The county does not offer green waste pickup or recycling and garbage is picked up twice a week by an automated truck with a single regulation size can. One coconut frond does not fit into this garbage can unless you convince it. Imagine the poor landscape maintenance services trimmings dilemma when they come once a week to tidy up the jungle.
My long skinny curved driveway makes having a dumpster at home unworkable. I am fortunate to be able to have a green waste dumpster at another location. Still I find I need a staging area for the overflow rubbish and my own that won't fit in the largest dumpster a truck can lift that is emptied on a weekly basis.
There was some extra room in the dumpster this week. This morning I took a full load in my pickup truck from my staging area up to the green waste dumpster a few blocks away. My rubbish pile shrank in half. Then I started working in the garden and started piling stuff back on top of the pile. This is my Beautiful Pile of Rubbish at the end of the day.

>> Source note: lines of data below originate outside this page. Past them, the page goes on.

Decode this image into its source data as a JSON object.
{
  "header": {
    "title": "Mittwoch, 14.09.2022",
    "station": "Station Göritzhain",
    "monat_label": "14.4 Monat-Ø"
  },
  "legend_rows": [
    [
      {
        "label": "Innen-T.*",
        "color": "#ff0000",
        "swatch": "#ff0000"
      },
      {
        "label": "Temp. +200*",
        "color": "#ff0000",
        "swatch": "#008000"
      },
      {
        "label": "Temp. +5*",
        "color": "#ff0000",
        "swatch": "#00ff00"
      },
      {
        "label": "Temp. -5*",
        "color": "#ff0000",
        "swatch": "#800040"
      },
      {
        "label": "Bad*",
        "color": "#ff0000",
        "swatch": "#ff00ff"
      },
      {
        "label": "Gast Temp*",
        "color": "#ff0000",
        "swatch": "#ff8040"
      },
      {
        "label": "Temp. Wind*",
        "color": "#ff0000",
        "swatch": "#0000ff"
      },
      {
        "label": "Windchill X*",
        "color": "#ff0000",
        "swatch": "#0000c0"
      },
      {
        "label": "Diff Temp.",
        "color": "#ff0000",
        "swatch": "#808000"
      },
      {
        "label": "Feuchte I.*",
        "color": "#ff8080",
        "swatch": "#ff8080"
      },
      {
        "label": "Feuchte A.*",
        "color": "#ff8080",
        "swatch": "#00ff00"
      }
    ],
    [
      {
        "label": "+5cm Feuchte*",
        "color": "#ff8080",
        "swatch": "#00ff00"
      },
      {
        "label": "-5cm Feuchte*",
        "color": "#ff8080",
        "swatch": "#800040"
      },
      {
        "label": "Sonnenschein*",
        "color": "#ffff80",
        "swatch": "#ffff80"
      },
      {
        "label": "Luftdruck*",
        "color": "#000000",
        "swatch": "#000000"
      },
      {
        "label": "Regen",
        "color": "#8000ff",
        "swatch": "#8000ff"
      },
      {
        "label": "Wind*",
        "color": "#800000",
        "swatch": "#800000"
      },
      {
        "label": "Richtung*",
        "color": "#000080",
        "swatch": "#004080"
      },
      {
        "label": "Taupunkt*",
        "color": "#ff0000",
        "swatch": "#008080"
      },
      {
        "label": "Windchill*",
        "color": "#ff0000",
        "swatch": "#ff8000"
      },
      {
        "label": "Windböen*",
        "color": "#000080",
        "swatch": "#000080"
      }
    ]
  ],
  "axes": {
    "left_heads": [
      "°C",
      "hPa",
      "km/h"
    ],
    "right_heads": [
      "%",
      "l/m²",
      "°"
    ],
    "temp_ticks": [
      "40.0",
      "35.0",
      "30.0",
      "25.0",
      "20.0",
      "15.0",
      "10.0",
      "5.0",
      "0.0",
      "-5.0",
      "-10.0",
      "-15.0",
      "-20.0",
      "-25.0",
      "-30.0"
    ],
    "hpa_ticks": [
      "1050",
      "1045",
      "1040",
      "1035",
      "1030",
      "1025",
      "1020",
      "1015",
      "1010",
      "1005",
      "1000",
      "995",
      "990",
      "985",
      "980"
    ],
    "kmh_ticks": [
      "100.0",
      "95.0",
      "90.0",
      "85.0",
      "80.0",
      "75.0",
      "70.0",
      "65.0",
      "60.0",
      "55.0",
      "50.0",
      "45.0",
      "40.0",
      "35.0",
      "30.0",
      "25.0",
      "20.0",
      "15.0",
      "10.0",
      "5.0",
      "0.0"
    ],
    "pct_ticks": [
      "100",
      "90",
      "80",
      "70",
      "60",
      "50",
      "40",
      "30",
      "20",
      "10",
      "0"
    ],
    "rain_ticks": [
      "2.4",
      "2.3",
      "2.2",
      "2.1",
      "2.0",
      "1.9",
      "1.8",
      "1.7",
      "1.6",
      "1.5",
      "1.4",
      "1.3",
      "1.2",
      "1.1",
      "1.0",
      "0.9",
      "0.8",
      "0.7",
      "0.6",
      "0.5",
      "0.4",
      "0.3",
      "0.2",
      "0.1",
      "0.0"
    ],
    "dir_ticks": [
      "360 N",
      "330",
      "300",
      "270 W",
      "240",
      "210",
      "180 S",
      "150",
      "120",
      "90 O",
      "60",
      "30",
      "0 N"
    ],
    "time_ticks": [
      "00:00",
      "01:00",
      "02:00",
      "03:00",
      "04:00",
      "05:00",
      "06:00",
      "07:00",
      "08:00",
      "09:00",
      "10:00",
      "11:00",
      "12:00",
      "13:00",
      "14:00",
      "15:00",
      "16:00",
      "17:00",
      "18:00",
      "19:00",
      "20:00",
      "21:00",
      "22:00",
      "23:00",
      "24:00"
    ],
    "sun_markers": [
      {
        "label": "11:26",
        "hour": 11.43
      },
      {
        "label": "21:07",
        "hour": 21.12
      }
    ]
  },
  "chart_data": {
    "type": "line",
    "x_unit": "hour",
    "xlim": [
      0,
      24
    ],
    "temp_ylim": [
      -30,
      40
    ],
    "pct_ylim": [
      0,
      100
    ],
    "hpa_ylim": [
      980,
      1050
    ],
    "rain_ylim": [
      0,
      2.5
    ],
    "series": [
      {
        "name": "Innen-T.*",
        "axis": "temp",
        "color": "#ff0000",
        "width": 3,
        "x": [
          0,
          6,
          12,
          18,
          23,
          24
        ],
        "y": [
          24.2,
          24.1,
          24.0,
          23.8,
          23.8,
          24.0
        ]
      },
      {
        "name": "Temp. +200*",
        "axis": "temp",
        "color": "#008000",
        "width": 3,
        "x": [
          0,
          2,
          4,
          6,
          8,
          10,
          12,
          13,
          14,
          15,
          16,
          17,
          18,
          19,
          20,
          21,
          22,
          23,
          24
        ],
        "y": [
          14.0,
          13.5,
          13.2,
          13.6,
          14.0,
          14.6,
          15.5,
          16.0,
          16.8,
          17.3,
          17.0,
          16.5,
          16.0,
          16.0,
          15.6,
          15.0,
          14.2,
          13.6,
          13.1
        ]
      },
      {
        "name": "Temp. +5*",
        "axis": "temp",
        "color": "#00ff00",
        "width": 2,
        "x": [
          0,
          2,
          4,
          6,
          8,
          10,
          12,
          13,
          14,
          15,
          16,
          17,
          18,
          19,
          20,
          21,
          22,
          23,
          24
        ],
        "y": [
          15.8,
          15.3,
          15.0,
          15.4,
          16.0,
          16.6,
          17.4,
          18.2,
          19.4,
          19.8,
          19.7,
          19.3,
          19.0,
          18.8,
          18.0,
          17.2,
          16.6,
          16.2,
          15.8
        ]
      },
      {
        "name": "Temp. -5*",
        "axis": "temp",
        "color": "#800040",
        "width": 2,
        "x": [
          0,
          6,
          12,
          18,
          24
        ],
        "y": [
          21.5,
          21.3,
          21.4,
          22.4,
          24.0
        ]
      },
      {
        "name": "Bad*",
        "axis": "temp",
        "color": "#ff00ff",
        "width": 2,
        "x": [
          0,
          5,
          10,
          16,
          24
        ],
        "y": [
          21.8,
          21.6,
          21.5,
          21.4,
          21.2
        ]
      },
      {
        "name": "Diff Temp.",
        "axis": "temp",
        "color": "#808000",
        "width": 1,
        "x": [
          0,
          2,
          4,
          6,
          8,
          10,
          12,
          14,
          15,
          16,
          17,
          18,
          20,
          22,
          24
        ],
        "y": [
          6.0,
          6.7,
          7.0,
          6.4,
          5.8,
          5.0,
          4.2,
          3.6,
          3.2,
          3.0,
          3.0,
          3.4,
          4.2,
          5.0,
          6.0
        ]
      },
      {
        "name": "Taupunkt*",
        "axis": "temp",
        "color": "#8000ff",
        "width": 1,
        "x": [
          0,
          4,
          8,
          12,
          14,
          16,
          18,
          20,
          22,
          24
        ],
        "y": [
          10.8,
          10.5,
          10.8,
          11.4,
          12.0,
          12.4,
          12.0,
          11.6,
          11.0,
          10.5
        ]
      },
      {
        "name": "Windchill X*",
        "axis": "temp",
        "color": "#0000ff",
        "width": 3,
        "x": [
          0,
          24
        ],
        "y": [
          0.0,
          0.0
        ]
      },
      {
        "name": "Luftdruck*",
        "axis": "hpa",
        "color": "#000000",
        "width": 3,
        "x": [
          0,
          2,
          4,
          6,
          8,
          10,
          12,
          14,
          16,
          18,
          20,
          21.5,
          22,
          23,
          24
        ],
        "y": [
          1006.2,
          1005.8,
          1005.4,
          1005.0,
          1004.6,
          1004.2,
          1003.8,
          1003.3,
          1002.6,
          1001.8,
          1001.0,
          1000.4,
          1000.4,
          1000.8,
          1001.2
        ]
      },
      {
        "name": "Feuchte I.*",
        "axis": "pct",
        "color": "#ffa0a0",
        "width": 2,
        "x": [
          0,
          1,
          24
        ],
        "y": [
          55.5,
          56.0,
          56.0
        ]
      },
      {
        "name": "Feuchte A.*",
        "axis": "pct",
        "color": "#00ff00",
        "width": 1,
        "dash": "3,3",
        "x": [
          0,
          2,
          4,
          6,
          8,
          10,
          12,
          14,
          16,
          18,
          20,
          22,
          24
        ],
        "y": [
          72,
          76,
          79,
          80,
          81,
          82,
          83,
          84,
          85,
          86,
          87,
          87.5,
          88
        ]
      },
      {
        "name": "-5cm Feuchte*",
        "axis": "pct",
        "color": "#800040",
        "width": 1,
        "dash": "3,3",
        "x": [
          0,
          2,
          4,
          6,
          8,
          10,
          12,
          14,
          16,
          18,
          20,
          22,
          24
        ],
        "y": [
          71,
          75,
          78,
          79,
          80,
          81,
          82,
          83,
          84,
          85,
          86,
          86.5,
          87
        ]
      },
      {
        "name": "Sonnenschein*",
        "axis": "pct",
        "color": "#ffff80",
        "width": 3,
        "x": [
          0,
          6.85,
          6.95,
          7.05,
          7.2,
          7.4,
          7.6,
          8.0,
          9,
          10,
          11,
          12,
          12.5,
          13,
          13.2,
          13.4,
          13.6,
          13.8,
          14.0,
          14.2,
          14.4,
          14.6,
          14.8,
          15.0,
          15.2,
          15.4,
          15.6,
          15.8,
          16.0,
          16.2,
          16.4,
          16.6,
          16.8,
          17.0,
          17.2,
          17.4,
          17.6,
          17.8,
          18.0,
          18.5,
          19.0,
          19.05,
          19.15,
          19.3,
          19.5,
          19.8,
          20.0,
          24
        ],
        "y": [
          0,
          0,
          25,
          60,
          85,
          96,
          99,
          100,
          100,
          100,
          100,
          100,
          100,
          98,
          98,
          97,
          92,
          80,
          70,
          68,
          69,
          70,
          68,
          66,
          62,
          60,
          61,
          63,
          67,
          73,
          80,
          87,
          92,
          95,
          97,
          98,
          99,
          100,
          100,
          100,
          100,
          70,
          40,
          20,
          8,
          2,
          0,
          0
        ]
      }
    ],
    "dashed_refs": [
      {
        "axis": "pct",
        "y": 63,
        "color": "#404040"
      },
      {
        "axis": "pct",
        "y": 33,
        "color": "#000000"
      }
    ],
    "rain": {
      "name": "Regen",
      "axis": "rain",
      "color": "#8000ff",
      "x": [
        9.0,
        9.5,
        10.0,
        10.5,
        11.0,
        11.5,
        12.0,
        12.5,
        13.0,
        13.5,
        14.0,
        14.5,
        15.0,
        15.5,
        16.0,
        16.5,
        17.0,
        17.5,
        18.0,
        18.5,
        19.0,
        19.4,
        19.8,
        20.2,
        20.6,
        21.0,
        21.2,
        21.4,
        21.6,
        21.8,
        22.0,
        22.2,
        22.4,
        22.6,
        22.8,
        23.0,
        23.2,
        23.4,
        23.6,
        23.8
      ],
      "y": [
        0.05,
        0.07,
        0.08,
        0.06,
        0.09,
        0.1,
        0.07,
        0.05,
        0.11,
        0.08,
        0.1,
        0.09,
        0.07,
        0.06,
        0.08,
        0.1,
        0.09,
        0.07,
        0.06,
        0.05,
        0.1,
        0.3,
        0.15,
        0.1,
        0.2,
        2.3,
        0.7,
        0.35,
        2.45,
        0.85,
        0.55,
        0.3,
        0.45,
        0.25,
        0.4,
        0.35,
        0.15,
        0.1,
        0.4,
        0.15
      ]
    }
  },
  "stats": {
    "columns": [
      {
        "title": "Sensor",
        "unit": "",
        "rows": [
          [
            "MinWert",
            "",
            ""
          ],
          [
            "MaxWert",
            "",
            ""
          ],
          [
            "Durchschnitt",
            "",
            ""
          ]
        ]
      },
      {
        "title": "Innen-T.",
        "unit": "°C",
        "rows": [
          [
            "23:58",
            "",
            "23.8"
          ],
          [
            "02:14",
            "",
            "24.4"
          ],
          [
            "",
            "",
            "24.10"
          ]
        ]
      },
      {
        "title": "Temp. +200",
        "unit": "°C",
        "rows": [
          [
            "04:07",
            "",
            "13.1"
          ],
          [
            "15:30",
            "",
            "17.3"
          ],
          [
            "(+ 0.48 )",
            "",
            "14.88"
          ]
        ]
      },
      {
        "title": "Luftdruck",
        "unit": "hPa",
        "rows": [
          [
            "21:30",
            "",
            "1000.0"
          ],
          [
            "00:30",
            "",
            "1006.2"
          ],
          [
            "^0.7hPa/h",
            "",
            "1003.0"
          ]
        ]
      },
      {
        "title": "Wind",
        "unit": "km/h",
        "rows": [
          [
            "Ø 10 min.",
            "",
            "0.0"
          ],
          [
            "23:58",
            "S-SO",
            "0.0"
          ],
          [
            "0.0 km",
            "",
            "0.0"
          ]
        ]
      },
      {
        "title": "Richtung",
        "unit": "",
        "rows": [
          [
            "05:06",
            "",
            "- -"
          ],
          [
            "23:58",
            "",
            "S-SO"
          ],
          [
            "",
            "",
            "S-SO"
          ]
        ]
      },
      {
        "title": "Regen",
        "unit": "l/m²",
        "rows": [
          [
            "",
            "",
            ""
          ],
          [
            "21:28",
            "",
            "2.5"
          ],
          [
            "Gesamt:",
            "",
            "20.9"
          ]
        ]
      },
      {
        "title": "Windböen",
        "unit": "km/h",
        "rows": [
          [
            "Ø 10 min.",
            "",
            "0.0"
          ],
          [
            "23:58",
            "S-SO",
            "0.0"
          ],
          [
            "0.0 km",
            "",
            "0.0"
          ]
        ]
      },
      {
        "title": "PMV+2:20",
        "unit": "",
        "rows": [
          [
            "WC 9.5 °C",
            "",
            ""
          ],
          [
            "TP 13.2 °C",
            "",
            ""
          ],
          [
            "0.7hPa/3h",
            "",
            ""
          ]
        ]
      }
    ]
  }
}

Along the driveway side it is framed by the cheerful Crotalaria spectabilis that came up with the first winter rains. The fading spires of Aloe Vera blooms add a complimentary brown vertical element to the bottom layer of the rising and falling mound of debris. To the left a gigantic Aloe arborescens helps define the shape of the pile and often holds it in place. My Man in the Log has fallen and rests on the giant aloe. His bottom has thoroughly rotted and the piece of rebar jammed up there no longer holds him in place.
Every so often the rubbish pile completely disappears and this empty space emerges. It looks so forlorn like I should plant something there. Before this empty space gets too loud I know to wander into the garden and do a little trimming. If I don't feed it soon something else may try to move in and I have grown very accustomed to My Beautiful Pile of Rubbish.